I have never gotten into trouble when deciding with my gut; however, whenever I try to analyze or think too hard about a situation—it almost never turns out well. I don’t know why this happens. Gerd Gigerenzer, author of Gut Feelings: The Intelligence of the Unconscious, and the inspiration and main resource for Malcolm Gladwell’s, Blink, explains the science behind quick decision-making. Gigerenzer states that our unconscious decides for us, without the laws of logic or reason. We know what we need to do without thinking about it.

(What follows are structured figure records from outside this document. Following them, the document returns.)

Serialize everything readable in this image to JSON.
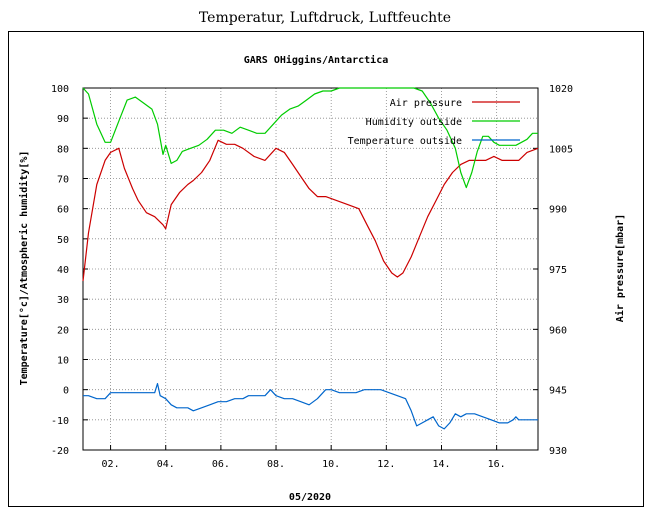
{
  "page": {
    "title": "Temperatur, Luftdruck, Luftfeuchte"
  },
  "chart_data": {
    "type": "line",
    "title": "GARS OHiggins/Antarctica",
    "xlabel": "05/2020",
    "ylabel": "Temperature[°c]/Atmospheric humidity[%]",
    "y2label": "Air pressure[mbar]",
    "xlim": [
      1.0,
      17.5
    ],
    "ylim": [
      -20,
      100
    ],
    "y2lim": [
      930,
      1020
    ],
    "x_ticks": [
      2,
      4,
      6,
      8,
      10,
      12,
      14,
      16
    ],
    "x_tick_labels": [
      "02.",
      "04.",
      "06.",
      "08.",
      "10.",
      "12.",
      "14.",
      "16."
    ],
    "y_ticks": [
      -20,
      -10,
      0,
      10,
      20,
      30,
      40,
      50,
      60,
      70,
      80,
      90,
      100
    ],
    "y_tick_labels": [
      "-20",
      "-10",
      "0",
      "10",
      "20",
      "30",
      "40",
      "50",
      "60",
      "70",
      "80",
      "90",
      "100"
    ],
    "y2_ticks": [
      930,
      945,
      960,
      975,
      990,
      1005,
      1020
    ],
    "y2_tick_labels": [
      "930",
      "945",
      "960",
      "975",
      "990",
      "1005",
      "1020"
    ],
    "grid": true,
    "legend_position": "top-right",
    "series": [
      {
        "name": "Air pressure",
        "axis": "right",
        "color": "#cc0000",
        "x": [
          1.0,
          1.2,
          1.5,
          1.8,
          2.0,
          2.3,
          2.5,
          2.8,
          3.0,
          3.3,
          3.6,
          3.9,
          4.0,
          4.2,
          4.5,
          4.8,
          5.0,
          5.3,
          5.6,
          5.9,
          6.2,
          6.5,
          6.8,
          7.2,
          7.6,
          8.0,
          8.3,
          8.6,
          8.9,
          9.2,
          9.5,
          9.8,
          10.2,
          10.6,
          11.0,
          11.3,
          11.6,
          11.9,
          12.2,
          12.4,
          12.6,
          12.9,
          13.2,
          13.5,
          13.8,
          14.1,
          14.4,
          14.7,
          15.0,
          15.3,
          15.6,
          15.9,
          16.2,
          16.5,
          16.8,
          17.1,
          17.5
        ],
        "y": [
          972,
          984,
          996,
          1002,
          1004,
          1005,
          1000,
          995,
          992,
          989,
          988,
          986,
          985,
          991,
          994,
          996,
          997,
          999,
          1002,
          1007,
          1006,
          1006,
          1005,
          1003,
          1002,
          1005,
          1004,
          1001,
          998,
          995,
          993,
          993,
          992,
          991,
          990,
          986,
          982,
          977,
          974,
          973,
          974,
          978,
          983,
          988,
          992,
          996,
          999,
          1001,
          1002,
          1002,
          1002,
          1003,
          1002,
          1002,
          1002,
          1004,
          1005
        ]
      },
      {
        "name": "Humidity outside",
        "axis": "left",
        "color": "#00cc00",
        "x": [
          1.0,
          1.2,
          1.5,
          1.8,
          2.0,
          2.3,
          2.6,
          2.9,
          3.2,
          3.5,
          3.7,
          3.9,
          4.0,
          4.2,
          4.4,
          4.6,
          4.9,
          5.2,
          5.5,
          5.8,
          6.1,
          6.4,
          6.7,
          7.0,
          7.3,
          7.6,
          7.9,
          8.2,
          8.5,
          8.8,
          9.1,
          9.4,
          9.7,
          10.0,
          10.3,
          10.6,
          10.9,
          11.2,
          11.5,
          11.8,
          12.1,
          12.4,
          12.7,
          13.0,
          13.3,
          13.6,
          13.9,
          14.2,
          14.5,
          14.7,
          14.9,
          15.1,
          15.3,
          15.5,
          15.7,
          15.9,
          16.1,
          16.3,
          16.5,
          16.7,
          16.9,
          17.1,
          17.3,
          17.5
        ],
        "y": [
          100,
          98,
          88,
          82,
          82,
          89,
          96,
          97,
          95,
          93,
          88,
          78,
          81,
          75,
          76,
          79,
          80,
          81,
          83,
          86,
          86,
          85,
          87,
          86,
          85,
          85,
          88,
          91,
          93,
          94,
          96,
          98,
          99,
          99,
          100,
          100,
          100,
          100,
          100,
          100,
          100,
          100,
          100,
          100,
          99,
          95,
          90,
          86,
          80,
          72,
          67,
          72,
          79,
          84,
          84,
          82,
          81,
          81,
          81,
          81,
          82,
          83,
          85,
          85
        ]
      },
      {
        "name": "Temperature outside",
        "axis": "left",
        "color": "#0066cc",
        "x": [
          1.0,
          1.2,
          1.5,
          1.8,
          2.0,
          2.3,
          2.6,
          2.9,
          3.2,
          3.4,
          3.6,
          3.7,
          3.8,
          4.0,
          4.2,
          4.4,
          4.6,
          4.8,
          5.0,
          5.3,
          5.6,
          5.9,
          6.2,
          6.5,
          6.8,
          7.0,
          7.3,
          7.6,
          7.8,
          8.0,
          8.3,
          8.6,
          8.9,
          9.2,
          9.5,
          9.8,
          10.0,
          10.3,
          10.6,
          10.9,
          11.2,
          11.5,
          11.8,
          12.1,
          12.4,
          12.7,
          12.9,
          13.1,
          13.3,
          13.5,
          13.7,
          13.9,
          14.1,
          14.3,
          14.5,
          14.7,
          14.9,
          15.2,
          15.5,
          15.8,
          16.1,
          16.4,
          16.6,
          16.7,
          16.8,
          17.0,
          17.2,
          17.5
        ],
        "y": [
          -2,
          -2,
          -3,
          -3,
          -1,
          -1,
          -1,
          -1,
          -1,
          -1,
          -1,
          2,
          -2,
          -3,
          -5,
          -6,
          -6,
          -6,
          -7,
          -6,
          -5,
          -4,
          -4,
          -3,
          -3,
          -2,
          -2,
          -2,
          0,
          -2,
          -3,
          -3,
          -4,
          -5,
          -3,
          0,
          0,
          -1,
          -1,
          -1,
          0,
          0,
          0,
          -1,
          -2,
          -3,
          -7,
          -12,
          -11,
          -10,
          -9,
          -12,
          -13,
          -11,
          -8,
          -9,
          -8,
          -8,
          -9,
          -10,
          -11,
          -11,
          -10,
          -9,
          -10,
          -10,
          -10,
          -10
        ]
      }
    ]
  }
}
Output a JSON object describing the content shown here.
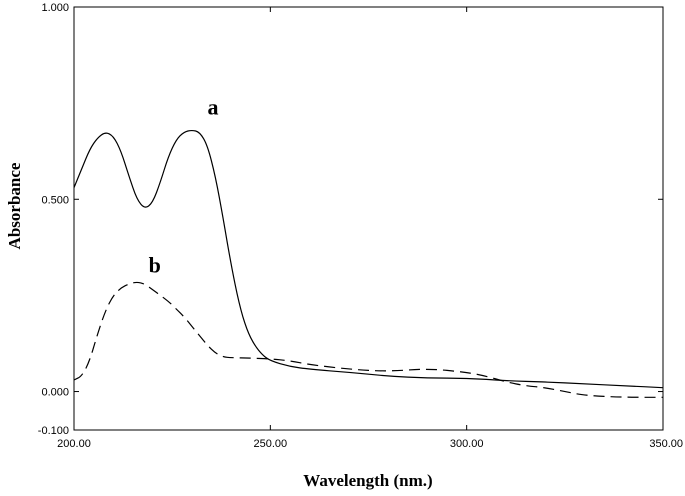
{
  "chart_data": {
    "type": "line",
    "title": "",
    "xlabel": "Wavelength (nm.)",
    "ylabel": "Absorbance",
    "xlim": [
      200,
      350
    ],
    "ylim": [
      -0.1,
      1.0
    ],
    "x_ticks": [
      "200.00",
      "250.00",
      "300.00",
      "350.00"
    ],
    "y_ticks": [
      "1.000",
      "0.500",
      "0.000",
      "-0.100"
    ],
    "y_tick_values": [
      1.0,
      0.5,
      0.0,
      -0.1
    ],
    "x_tick_values": [
      200,
      250,
      300,
      350
    ],
    "grid": false,
    "series": [
      {
        "name": "a",
        "style": "solid",
        "color": "#000000",
        "x": [
          200,
          202,
          204,
          206,
          208,
          210,
          212,
          214,
          216,
          218,
          220,
          222,
          224,
          226,
          228,
          230,
          232,
          234,
          236,
          238,
          240,
          242,
          244,
          246,
          248,
          250,
          255,
          260,
          270,
          280,
          290,
          300,
          310,
          320,
          330,
          340,
          350
        ],
        "y": [
          0.53,
          0.58,
          0.63,
          0.66,
          0.675,
          0.665,
          0.625,
          0.56,
          0.5,
          0.475,
          0.49,
          0.545,
          0.61,
          0.655,
          0.675,
          0.68,
          0.675,
          0.64,
          0.56,
          0.45,
          0.33,
          0.23,
          0.16,
          0.12,
          0.095,
          0.08,
          0.065,
          0.058,
          0.05,
          0.04,
          0.035,
          0.035,
          0.028,
          0.025,
          0.02,
          0.015,
          0.01
        ]
      },
      {
        "name": "b",
        "style": "dashed",
        "color": "#000000",
        "x": [
          200,
          202,
          204,
          206,
          208,
          210,
          212,
          214,
          216,
          218,
          220,
          222,
          224,
          226,
          228,
          230,
          232,
          234,
          236,
          238,
          240,
          245,
          250,
          255,
          260,
          270,
          280,
          290,
          300,
          305,
          310,
          315,
          320,
          325,
          330,
          340,
          350
        ],
        "y": [
          0.03,
          0.04,
          0.08,
          0.15,
          0.21,
          0.25,
          0.27,
          0.28,
          0.285,
          0.28,
          0.265,
          0.25,
          0.235,
          0.215,
          0.195,
          0.17,
          0.145,
          0.12,
          0.1,
          0.09,
          0.088,
          0.087,
          0.085,
          0.08,
          0.07,
          0.058,
          0.052,
          0.06,
          0.05,
          0.04,
          0.025,
          0.015,
          0.01,
          0.0,
          -0.01,
          -0.015,
          -0.015
        ]
      }
    ],
    "annotations": [
      {
        "text": "a",
        "x": 234,
        "y": 0.72
      },
      {
        "text": "b",
        "x": 219,
        "y": 0.31
      }
    ]
  }
}
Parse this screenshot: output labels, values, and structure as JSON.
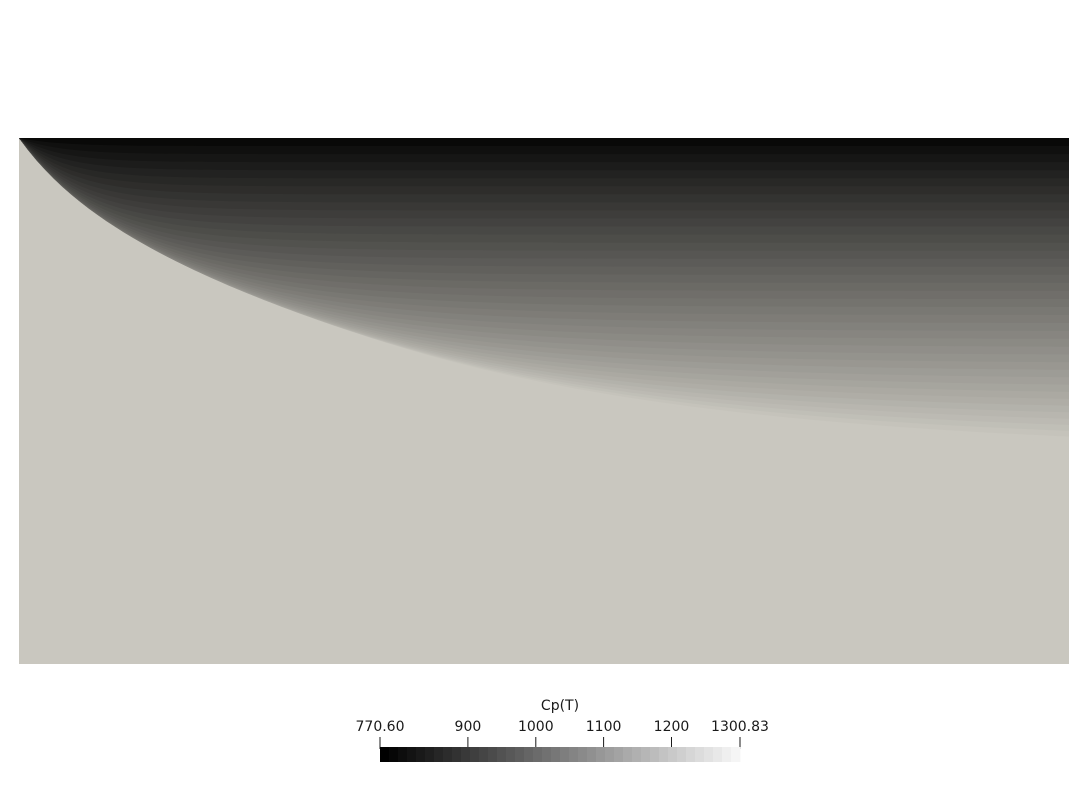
{
  "colorbar": {
    "title": "Cp(T)",
    "min_label": "770.60",
    "max_label": "1300.83",
    "range": [
      770.6,
      1300.83
    ],
    "ticks": [
      {
        "value": 770.6,
        "label": "770.60"
      },
      {
        "value": 900,
        "label": "900"
      },
      {
        "value": 1000,
        "label": "1000"
      },
      {
        "value": 1100,
        "label": "1100"
      },
      {
        "value": 1200,
        "label": "1200"
      },
      {
        "value": 1300.83,
        "label": "1300.83"
      }
    ],
    "band_count": 40,
    "color_low": "#000000",
    "color_high": "#f5f5f5"
  },
  "field": {
    "background": "#ffffff",
    "plate_color": "#c9c7bf",
    "edge_color": "#000000"
  }
}
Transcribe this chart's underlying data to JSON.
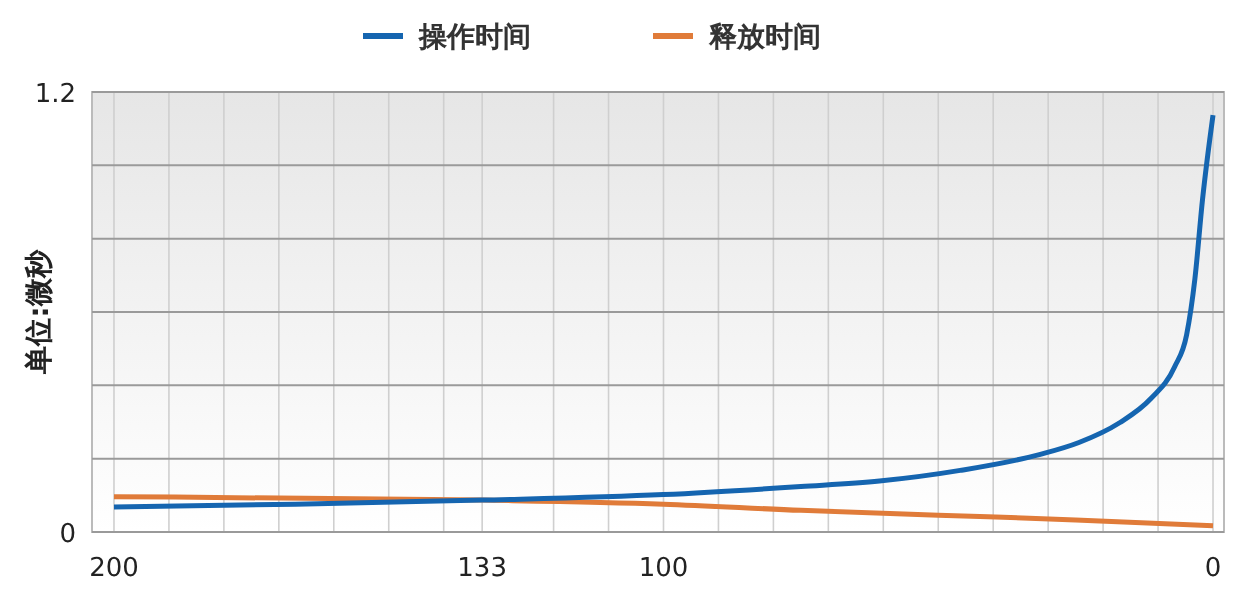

Unfortunately, I typically go against my gut instinct, and usually end up suffering, needlessly. Why do I do this, if I know what the result in not trusting my instinct will do? Why do I not trust myself? Do any of you have this problem? I hope I’m not the only one.
So the reason, and what prompted me to write about this, is because I find myself at a crossroad. My gut tells me one thing, and of course, my mind tells me the opposite. Yeah, I know what you’re thinking: She just said, “Go with your gut.” Oh, but I wish it were that easy. I have all these thoughts swimming in my head: what are the implications of this decision; what will the outcome be, positive or negative; I need to make my pros and cons list before deciding; I need to play out all the different scenarios before making a final decision, I should ask my friends what I should do, and so forth.
Last week, I needed to make a decision, my crossroad. The person I was consulting asked me, “Well, what do you think you should do?” In 3 seconds, the answer popped into my head—I knew it that fast! Although, rather than immediately settling on my instantaneous decision, I ran through different scenarios in my mind: what if I did this instead; what if I chose incorrectly; what would be the logical thing to do. These kinds of questions get me into trouble; they encourage me to mull over the decision forever! It’s not useful; it thwarts me–then nothing happens, no decision! The more I think, the more I worry, and the more I avoid making the decision that was there all along.
Instead of thinking and rehashing different scenarios, I need to remember that I already have all the answers already; I know my decision right from the get-go. I just have to follow my gut instinct.